Следующий день не принес ничего нового.
Генри и Эмми сидели в гостиной.
— Я уверен, что это — одна из дочерей, — сказал Генри.
— Или Долли.
— Или Долли, — кивнул Генри.
— Предположим, что один из мужей подговорил свою жену.
Генри покачал головой.
— Каким же надо быть монстром, чтобы отравить старую мать, и только из-за денег, которые каждая из дочерей все равно получила бы рано или поздно.
— А кто хотел отравить Долли?
— Знаешь, дорогая, по-моему, тут какое-то недоразумение.
— Генри, неужели ты думаешь, что я подсыпала порошок?
— Конечно, нет! — Генри вздохнул. — Но так это может выглядеть. А теперь, — добавил он, — нам пора собираться.
— Собираться?
— Да. Дело закончено, я позвонил начальству, мы уезжаем.
— Ах, Генри, — сочувственно проговорила Эмми, — значит, ты сдаешься?
Он улыбнулся, но это была вымученная улыбка.
— Не совсем, я надеюсь.
Эмми отправилась на поиски миссис Биллинг, обнаружила ее на кухне и сообщила, что они уезжают в Лондон этим вечером. Миссис Биллинг не очень сожалела.
— В таком случае, мэм, — сказала она, — разрешите мне убрать постель в вашей комнате. Затем, в мрачном расположении духа, Эмми вышла прогуляться в сад. Она мысленно перебирала всех участников этой драмы: красавица Даффи, педантичный мистер Планкет, Эдуард Дюваль, Примроуз...

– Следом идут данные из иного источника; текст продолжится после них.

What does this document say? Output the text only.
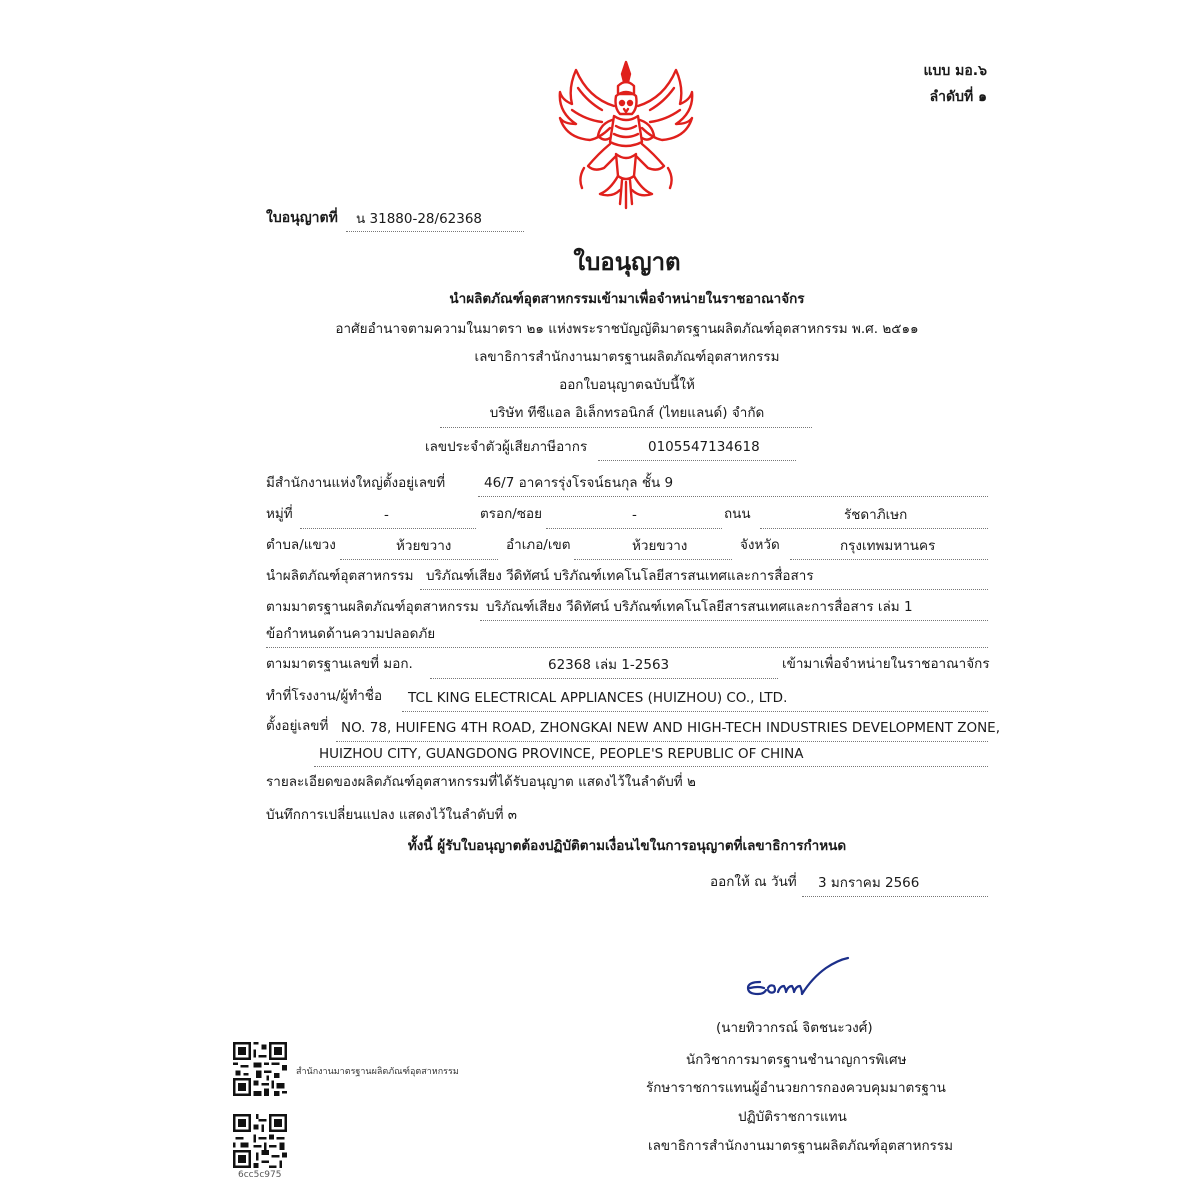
แบบ มอ.๖
ลำดับที่ ๑
ใบอนุญาตที่ น 31880-28/62368
ใบอนุญาต
นำผลิตภัณฑ์อุตสาหกรรมเข้ามาเพื่อจำหน่ายในราชอาณาจักร
อาศัยอำนาจตามความในมาตรา ๒๑ แห่งพระราชบัญญัติมาตรฐานผลิตภัณฑ์อุตสาหกรรม พ.ศ. ๒๕๑๑
เลขาธิการสำนักงานมาตรฐานผลิตภัณฑ์อุตสาหกรรม
ออกใบอนุญาตฉบับนี้ให้
บริษัท ทีซีแอล อิเล็กทรอนิกส์ (ไทยแลนด์) จำกัด
เลขประจำตัวผู้เสียภาษีอากร	0105547134618
มีสำนักงานแห่งใหญ่ตั้งอยู่เลขที่	46/7 อาคารรุ่งโรจน์ธนกุล ชั้น 9
หมู่ที่	-	ตรอก/ซอย	-	ถนน	รัชดาภิเษก
ตำบล/แขวง	ห้วยขวาง	อำเภอ/เขต	ห้วยขวาง	จังหวัด	กรุงเทพมหานคร
นำผลิตภัณฑ์อุตสาหกรรม บริภัณฑ์เสียง วีดิทัศน์ บริภัณฑ์เทคโนโลยีสารสนเทศและการสื่อสาร
ตามมาตรฐานผลิตภัณฑ์อุตสาหกรรม บริภัณฑ์เสียง วีดิทัศน์ บริภัณฑ์เทคโนโลยีสารสนเทศและการสื่อสาร เล่ม 1
ข้อกำหนดด้านความปลอดภัย
ตามมาตรฐานเลขที่ มอก.	62368 เล่ม 1-2563	เข้ามาเพื่อจำหน่ายในราชอาณาจักร
ทำที่โรงงาน/ผู้ทำชื่อ TCL KING ELECTRICAL APPLIANCES (HUIZHOU) CO., LTD.
ตั้งอยู่เลขที่ NO. 78, HUIFENG 4TH ROAD, ZHONGKAI NEW AND HIGH-TECH INDUSTRIES DEVELOPMENT ZONE,
HUIZHOU CITY, GUANGDONG PROVINCE, PEOPLE'S REPUBLIC OF CHINA
รายละเอียดของผลิตภัณฑ์อุตสาหกรรมที่ได้รับอนุญาต แสดงไว้ในลำดับที่ ๒
บันทึกการเปลี่ยนแปลง แสดงไว้ในลำดับที่ ๓
ทั้งนี้ ผู้รับใบอนุญาตต้องปฏิบัติตามเงื่อนไขในการอนุญาตที่เลขาธิการกำหนด
ออกให้ ณ วันที่ 3 มกราคม 2566
(นายทิวากรณ์ จิตชนะวงศ์)
นักวิชาการมาตรฐานชำนาญการพิเศษ
รักษาราชการแทนผู้อำนวยการกองควบคุมมาตรฐาน
ปฏิบัติราชการแทน
เลขาธิการสำนักงานมาตรฐานผลิตภัณฑ์อุตสาหกรรม
สำนักงานมาตรฐานผลิตภัณฑ์อุตสาหกรรม
6cc5c975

Вдруг на втором этаже распахнулось окно, и миссис Биллинг громко позвала:
— Мэм!
— Что случилось, миссис Биллинг?
— Извините, что беспокою вас, но я не могу найти грязные простыни. Их нет в обычном месте.
— О, простите, но я не знала, где их обычное место, — ответила Эмми. — Сейчас поднимусь.
Действительно, Эмми складывала грязные простыни в нижнем ящике шкафа. Теперь она достала их все, а последняя пара, которую она сняла с постели Долли, лежала в комнате миссис Биллинг.
Эмми наклонилась и потянула из ящика смятые простыни.
— Вот они, — начала она и замолчала, держа в руке простыни, из которых сыпался белый, как снег, порошок. Потом медленно проговорила: — Я думаю, что эти простыни не надо сдавать в прачечную.
— Да? — удивилась миссис Биллинг. — А по-моему, они очень грязные.
— Оставьте все, как есть, и ничего не трогайте. Я пойду разыщу своего мужа.
Сары Мессингем дома не оказалось, и Генри оставил сообщение, чтобы она зашла к ним немедленно.
Сара примчалась после пяти, очень заинтригованная. Она осторожно насыпала белый порошок в чистый конверт.
— Мы исследуем его, — сказала она, — но я уверена, что это — тот же самый. Любопытно. Я думала о том, что яд может проникать через кожу...
— Дерматон! — вдруг воскликнула Эмми.
— Что?
— Когда мы искали пакет в комнате у Долли, я заметила в ящике тюбик дерматона.
— Если у Долли был дерматит, то это многое объясняет. Даже ничтожное количество порошка могло вызвать такой эффект. Побегу, отдам порошок в лабораторию.
— Вы столько делаете для нас! Как я буду расплачиваться?
— Я пришлю вам счет.
Сара улыбнулась, махнула рукой и вышла.
Но Эмми стояла на лестнице очень задумчивая.
— Счет?
— Она пошутила, Эмми.
— Да нет же! Не будь дураком. Счет?!
— Послушай...
— В библиотеке. В столе лорда Балаклавы. Там полно счетов. Должны быть и от врача. Они бросились в библиотеку и еще раз перерыли карточный столик. Действительно, счета от врачей были. То мигрень, то несварение желудка, что случается в любой семье. Несколько счетов от гинеколога — нечего и объяснять. А вот три счета от доктора Томпсона на Харлей-стрит были весьма внушительными.
И еще... Леди Балаклава поправляла свое здоровье в одной частной лечебнице и провела там три недели.
Но больше — ничего.
Генри оставалось только узнать, где теперь проживает доктор Томпсон.